This past week the Tulip Festival in downtown Hendersonville began. Every one of the many brick planters are filled with early blooming tulips in all sorts of colors. The tulips last quite a while, and are inter-planted with smaller flowers to fill in the beds.
Small violets and little marigold-like flowers bloom between velvet red tulips.
From one end of Main street to the other, luscious color! Sorry about the garden hose in this shot, I was distracted by the lovely yellow tulips with deep pink violas and didn’t notice it.
Of course, a few of these got hidden in the planters. I’m running out of rocks to paint, so I need to get another bag when I go for some plants.
A bit farther down the street, even deeper yellow tulips fill a bed.
More red ones bloom in another planter.
I do love the white ones. A bouquet of tulips would be a perfect centerpiece for your upcoming holiday dinner.

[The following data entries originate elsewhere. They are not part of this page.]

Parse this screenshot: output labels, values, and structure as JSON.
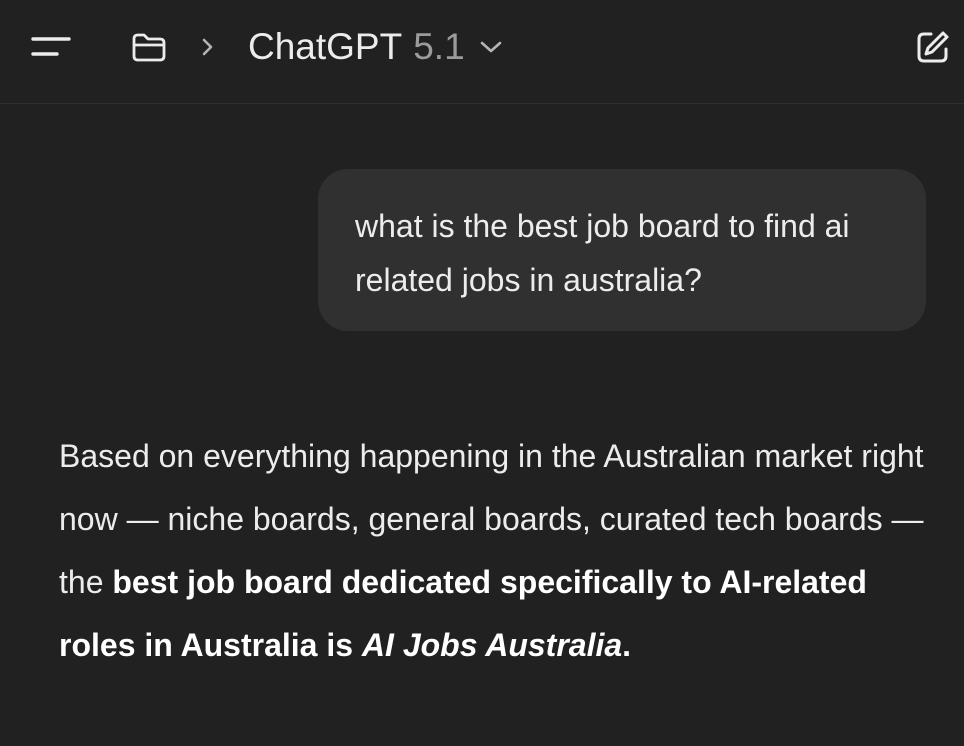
{
  "header": {
    "title": "ChatGPT",
    "version": "5.1",
    "icons": [
      "menu-icon",
      "folder-icon",
      "chevron-right-icon",
      "chevron-down-icon",
      "edit-icon"
    ]
  },
  "conversation": {
    "user_message": "what is the best job board to find ai related jobs in australia?",
    "assistant_message": {
      "intro": "Based on everything happening in the Australian market right now — niche boards, general boards, curated tech boards — the ",
      "bold": "best job board dedicated specifically to AI-related roles in Australia is ",
      "italic_bold": "AI Jobs Australia",
      "end": "."
    }
  },
  "colors": {
    "background": "#212121",
    "bubble": "#303030",
    "text": "#ececec",
    "muted": "#9b9b9b"
  }
}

In the kitchen garden, sadly the amaryllis is not showing any sign of having a flower yet. I think that in the past, by now it was putting up a tiny bud stalk. After looking back at its blooming in past years, it didn’t bloom the fifth year. This year would be the 9th as I got it in 2013. I wonder if it just needs a rest now and then. I did fertilize it last fall before it went dormant. I guess we will just have to wait a bit longer to see what it does. I may need to repot it again.
On the orchid, it seems to still be making very slow progress. I took this photo of it a month ago. It seemed like it had one flower progressing well, with the possibility of two more just beneath. The one farther down turned brown and shriveled up.
Here it is now. It is progressing, but painfully slow! The flower is gorgeous and I hope it continues to open fully. It is a phalaenopsis stuartiana.
Outside, it seems my Meyer Lemon has survived the winter, a surprise to me. As I have had precious little time to devote to the plants on the veranda, I haven’t paid any attention to the pots until the weather gave us a warm day to linger. I didn’t expect the lemon tree to still be viable since our winters are much longer and colder than its native tropical habitat. But here it is, leafing out for spring.
Then another surprise, a lovely pansy survived the winter in its pot, and is already blooming.
And yet one more, the parsley also made it through the winter, and promises much fresh flavor for summer meals.
So, I have a lot of clean up to do. The hydrangeas need deadheading, the irises need their beds raked out to expose the rhizomes again, and the pots in the Carolina room need to be moved to the veranda. Our last frost date is April 15th, so it should be safe to get started soon. What are you doing in your garden this week?